4. I don’t like pace bunnies. They seriously mess with my head. See, I see the one where I think I should be in line with and if she’s faster than me, it pisses me off (see point No. 2 above) and if I’m faster than her, I’m thinking I’m going too fast and am gonna burn out at some point. Where’s a fox when you need one?

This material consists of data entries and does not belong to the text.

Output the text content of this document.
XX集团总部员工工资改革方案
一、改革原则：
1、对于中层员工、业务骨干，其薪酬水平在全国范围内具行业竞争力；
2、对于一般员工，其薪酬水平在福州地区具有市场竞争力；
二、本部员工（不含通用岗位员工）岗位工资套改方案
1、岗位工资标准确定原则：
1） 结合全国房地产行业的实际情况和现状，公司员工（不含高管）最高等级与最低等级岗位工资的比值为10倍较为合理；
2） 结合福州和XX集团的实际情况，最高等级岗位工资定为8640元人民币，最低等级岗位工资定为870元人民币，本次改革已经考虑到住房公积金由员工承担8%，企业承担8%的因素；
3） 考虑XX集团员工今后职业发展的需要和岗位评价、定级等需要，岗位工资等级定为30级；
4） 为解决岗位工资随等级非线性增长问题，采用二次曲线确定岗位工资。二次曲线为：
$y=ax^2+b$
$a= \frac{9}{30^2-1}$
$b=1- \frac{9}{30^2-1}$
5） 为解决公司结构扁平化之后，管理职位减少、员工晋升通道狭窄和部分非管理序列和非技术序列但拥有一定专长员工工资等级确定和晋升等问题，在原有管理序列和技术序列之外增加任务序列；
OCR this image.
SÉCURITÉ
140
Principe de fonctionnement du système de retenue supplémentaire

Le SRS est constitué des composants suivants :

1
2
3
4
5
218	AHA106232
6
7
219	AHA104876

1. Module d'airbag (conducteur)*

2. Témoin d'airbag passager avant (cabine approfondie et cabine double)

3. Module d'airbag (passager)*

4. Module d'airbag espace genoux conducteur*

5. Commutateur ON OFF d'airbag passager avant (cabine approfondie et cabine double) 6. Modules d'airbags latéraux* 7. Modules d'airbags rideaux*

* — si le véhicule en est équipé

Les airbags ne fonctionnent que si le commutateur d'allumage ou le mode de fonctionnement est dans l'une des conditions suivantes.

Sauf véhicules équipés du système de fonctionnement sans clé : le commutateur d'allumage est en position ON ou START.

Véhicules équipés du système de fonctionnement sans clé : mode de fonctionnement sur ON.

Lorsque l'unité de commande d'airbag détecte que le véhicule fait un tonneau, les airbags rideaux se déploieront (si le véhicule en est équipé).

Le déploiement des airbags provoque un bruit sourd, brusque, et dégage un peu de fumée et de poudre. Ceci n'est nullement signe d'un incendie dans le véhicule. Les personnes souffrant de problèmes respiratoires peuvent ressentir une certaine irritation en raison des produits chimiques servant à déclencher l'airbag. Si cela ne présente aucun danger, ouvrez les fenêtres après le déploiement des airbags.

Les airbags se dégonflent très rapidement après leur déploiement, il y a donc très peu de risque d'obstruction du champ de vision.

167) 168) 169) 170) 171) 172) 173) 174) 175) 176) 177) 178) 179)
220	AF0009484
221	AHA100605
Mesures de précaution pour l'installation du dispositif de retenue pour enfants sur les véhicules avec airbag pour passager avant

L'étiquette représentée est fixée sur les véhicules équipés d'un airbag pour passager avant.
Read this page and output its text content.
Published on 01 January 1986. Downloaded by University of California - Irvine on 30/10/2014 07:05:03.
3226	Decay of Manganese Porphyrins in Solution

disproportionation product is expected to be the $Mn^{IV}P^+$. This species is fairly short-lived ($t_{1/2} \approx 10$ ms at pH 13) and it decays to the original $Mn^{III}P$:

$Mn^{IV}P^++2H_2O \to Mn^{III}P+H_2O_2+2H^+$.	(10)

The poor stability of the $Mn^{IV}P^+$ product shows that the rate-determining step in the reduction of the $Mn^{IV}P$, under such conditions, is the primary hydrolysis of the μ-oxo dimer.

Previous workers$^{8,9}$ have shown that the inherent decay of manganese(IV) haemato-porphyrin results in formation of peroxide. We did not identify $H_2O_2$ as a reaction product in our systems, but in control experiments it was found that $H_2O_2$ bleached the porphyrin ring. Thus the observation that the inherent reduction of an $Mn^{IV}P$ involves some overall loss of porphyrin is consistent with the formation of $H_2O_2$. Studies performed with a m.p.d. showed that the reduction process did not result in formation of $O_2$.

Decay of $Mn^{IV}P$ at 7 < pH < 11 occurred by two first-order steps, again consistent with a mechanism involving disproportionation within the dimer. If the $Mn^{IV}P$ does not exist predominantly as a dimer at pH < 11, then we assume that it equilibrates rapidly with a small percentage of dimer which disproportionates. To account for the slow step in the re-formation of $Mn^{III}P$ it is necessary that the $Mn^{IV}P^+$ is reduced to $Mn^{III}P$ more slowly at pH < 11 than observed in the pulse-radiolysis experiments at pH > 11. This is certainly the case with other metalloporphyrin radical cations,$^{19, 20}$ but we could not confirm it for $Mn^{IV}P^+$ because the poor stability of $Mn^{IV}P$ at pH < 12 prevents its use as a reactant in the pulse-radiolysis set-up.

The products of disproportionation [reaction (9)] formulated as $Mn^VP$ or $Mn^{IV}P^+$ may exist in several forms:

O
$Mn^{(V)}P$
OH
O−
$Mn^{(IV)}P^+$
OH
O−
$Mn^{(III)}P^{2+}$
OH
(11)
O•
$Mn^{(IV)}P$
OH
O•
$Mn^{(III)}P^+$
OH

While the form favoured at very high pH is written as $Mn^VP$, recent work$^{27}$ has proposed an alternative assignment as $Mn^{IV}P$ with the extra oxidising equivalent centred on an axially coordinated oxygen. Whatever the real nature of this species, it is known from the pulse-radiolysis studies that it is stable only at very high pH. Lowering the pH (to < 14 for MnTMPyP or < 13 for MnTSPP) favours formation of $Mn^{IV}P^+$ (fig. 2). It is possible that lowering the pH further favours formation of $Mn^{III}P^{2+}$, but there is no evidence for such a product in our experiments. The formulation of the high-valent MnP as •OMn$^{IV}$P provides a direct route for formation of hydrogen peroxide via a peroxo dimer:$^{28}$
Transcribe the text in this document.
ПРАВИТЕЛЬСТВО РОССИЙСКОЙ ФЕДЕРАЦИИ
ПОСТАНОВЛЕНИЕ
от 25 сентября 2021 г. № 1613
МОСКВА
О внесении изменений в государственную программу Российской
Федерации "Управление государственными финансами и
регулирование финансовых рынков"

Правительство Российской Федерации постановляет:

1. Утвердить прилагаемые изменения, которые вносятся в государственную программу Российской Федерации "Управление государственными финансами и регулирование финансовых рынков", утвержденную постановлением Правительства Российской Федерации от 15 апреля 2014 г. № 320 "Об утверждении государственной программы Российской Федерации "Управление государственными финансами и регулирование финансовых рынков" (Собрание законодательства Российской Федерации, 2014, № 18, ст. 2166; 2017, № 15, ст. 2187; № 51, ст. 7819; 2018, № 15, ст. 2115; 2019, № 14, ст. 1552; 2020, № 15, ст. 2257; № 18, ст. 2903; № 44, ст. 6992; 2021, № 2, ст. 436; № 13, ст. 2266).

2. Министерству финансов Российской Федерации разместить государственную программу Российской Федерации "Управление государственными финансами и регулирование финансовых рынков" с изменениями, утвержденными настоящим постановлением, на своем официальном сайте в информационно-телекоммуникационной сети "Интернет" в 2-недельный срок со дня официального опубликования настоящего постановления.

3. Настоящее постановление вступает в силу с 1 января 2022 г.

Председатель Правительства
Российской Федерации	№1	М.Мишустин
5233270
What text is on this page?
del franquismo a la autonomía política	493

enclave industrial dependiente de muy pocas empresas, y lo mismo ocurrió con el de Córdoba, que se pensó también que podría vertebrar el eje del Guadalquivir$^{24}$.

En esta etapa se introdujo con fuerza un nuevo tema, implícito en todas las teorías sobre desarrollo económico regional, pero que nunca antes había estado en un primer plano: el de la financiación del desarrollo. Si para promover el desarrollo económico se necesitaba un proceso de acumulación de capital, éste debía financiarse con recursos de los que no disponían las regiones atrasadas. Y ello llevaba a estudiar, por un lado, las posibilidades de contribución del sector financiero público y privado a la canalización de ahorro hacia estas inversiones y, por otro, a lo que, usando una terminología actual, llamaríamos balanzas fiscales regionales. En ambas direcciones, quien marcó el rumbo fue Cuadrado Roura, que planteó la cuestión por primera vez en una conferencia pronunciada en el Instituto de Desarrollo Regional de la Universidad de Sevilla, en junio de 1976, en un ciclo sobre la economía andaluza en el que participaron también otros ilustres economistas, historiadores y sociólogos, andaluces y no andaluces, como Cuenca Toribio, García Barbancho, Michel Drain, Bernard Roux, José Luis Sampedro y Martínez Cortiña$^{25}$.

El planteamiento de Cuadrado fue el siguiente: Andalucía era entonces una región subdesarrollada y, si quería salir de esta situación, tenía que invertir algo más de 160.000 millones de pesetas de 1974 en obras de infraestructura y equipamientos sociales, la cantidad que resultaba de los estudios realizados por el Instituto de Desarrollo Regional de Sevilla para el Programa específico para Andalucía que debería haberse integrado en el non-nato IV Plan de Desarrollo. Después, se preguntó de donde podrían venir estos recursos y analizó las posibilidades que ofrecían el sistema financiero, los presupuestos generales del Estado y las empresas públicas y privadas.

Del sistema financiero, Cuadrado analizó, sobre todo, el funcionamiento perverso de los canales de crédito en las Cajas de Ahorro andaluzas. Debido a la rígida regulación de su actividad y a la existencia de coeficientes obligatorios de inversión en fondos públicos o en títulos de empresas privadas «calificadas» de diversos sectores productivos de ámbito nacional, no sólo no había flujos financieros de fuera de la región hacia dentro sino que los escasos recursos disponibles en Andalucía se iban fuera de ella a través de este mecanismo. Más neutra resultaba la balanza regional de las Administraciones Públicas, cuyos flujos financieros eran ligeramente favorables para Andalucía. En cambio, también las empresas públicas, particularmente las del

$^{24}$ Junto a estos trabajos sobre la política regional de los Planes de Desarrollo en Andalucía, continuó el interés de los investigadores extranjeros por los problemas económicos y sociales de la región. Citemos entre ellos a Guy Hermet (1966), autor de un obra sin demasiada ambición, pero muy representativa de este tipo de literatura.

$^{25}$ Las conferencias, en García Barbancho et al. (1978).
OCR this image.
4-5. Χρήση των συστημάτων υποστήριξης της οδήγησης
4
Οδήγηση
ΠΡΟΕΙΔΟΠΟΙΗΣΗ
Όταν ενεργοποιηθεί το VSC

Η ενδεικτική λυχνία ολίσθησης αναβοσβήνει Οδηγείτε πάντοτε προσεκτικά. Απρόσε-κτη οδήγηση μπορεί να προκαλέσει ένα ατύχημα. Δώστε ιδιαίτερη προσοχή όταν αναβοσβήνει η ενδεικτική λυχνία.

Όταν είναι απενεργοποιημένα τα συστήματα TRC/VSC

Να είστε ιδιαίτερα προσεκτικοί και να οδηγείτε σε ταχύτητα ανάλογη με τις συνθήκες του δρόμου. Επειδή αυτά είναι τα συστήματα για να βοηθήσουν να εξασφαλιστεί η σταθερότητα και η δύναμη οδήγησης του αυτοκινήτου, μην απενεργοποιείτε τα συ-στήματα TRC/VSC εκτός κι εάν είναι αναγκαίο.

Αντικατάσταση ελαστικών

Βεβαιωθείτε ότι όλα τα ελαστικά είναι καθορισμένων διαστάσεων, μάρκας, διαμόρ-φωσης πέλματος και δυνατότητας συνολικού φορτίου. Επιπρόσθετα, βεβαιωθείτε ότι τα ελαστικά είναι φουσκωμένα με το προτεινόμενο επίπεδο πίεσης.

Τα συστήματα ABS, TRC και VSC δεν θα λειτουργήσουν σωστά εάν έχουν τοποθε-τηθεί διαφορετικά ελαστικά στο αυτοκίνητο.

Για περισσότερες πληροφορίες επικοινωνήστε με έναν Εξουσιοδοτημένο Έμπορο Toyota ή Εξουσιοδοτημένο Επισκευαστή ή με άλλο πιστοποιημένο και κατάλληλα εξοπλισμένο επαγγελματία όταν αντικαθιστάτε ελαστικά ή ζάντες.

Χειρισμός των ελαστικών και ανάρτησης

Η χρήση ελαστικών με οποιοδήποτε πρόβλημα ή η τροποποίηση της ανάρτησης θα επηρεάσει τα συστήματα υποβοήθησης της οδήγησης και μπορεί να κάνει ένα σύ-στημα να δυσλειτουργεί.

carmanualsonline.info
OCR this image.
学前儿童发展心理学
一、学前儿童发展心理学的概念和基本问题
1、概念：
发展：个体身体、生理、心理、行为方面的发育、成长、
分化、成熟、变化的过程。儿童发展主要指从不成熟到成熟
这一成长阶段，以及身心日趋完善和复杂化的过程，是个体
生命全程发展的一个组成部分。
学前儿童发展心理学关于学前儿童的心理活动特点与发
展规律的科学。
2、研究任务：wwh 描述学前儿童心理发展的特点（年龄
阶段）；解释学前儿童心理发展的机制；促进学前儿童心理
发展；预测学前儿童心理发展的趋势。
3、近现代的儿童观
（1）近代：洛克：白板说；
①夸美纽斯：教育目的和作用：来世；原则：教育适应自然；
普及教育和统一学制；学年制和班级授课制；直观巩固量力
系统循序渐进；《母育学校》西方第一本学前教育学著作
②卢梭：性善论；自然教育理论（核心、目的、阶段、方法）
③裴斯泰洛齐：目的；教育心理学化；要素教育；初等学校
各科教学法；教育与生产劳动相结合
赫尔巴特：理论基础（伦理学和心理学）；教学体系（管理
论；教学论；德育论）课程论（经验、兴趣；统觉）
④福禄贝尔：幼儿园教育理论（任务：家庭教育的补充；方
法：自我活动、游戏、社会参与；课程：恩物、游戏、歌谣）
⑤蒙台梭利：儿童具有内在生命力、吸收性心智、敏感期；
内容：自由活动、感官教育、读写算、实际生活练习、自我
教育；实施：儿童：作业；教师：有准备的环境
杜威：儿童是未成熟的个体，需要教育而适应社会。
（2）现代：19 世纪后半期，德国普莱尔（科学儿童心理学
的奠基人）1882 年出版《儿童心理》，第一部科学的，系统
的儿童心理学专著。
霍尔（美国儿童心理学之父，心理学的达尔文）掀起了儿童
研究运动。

5. Energy gels will be the death of me. I don’t know when it happened or how it happened, but at some point my body has decided it does NOT like the gels. It doesn’t like the Gu, it doesn’t like the Hammer, it doesn’t like the eLoad. I took my first gel at 45 minutes in with no adverse affects, but come the second gel, my stomach was revolting. It was churning and curdling, twisting and turning. I still had 3 or 4 km to go and if you’ve ever run with an upset stomach, you know it’s tough as hell. For about 2 km I thought I was dying. But the cheers of the crowds near the finish, and the words of both Mark Cavendish and Eminem telling me to push through the pain, somehow gave me that boost I needed and powered me right to the end.

Like I said, for 95 per cent of this run, I felt awesome. I couldn’t believe I was running this pace and feeling like it was nothing. At 10 km in, my Garmin read 56:01, beating out my previous personal best of 57:47. So when the pukey feeling hit, and I was forced to slow myself down, I was pissed, because before that, I was on par to cross the finish line with a sub 2:00:00 time!!! As it was, my Garmin gave me a 2:00:24 time, which in itself is pretty awesome for me, but alas, the chip time, technically the “official” time, clocked me in at 2:02:20. And as disappointed as I was at first, it was still a personal best, beating out my previous 2:06:00 time by nearly four minutes!!!

Now, how I’ll fair in my second marathon in a little over week’s time (eek!) well, we’ll see…


Compression socks = post-race recovery!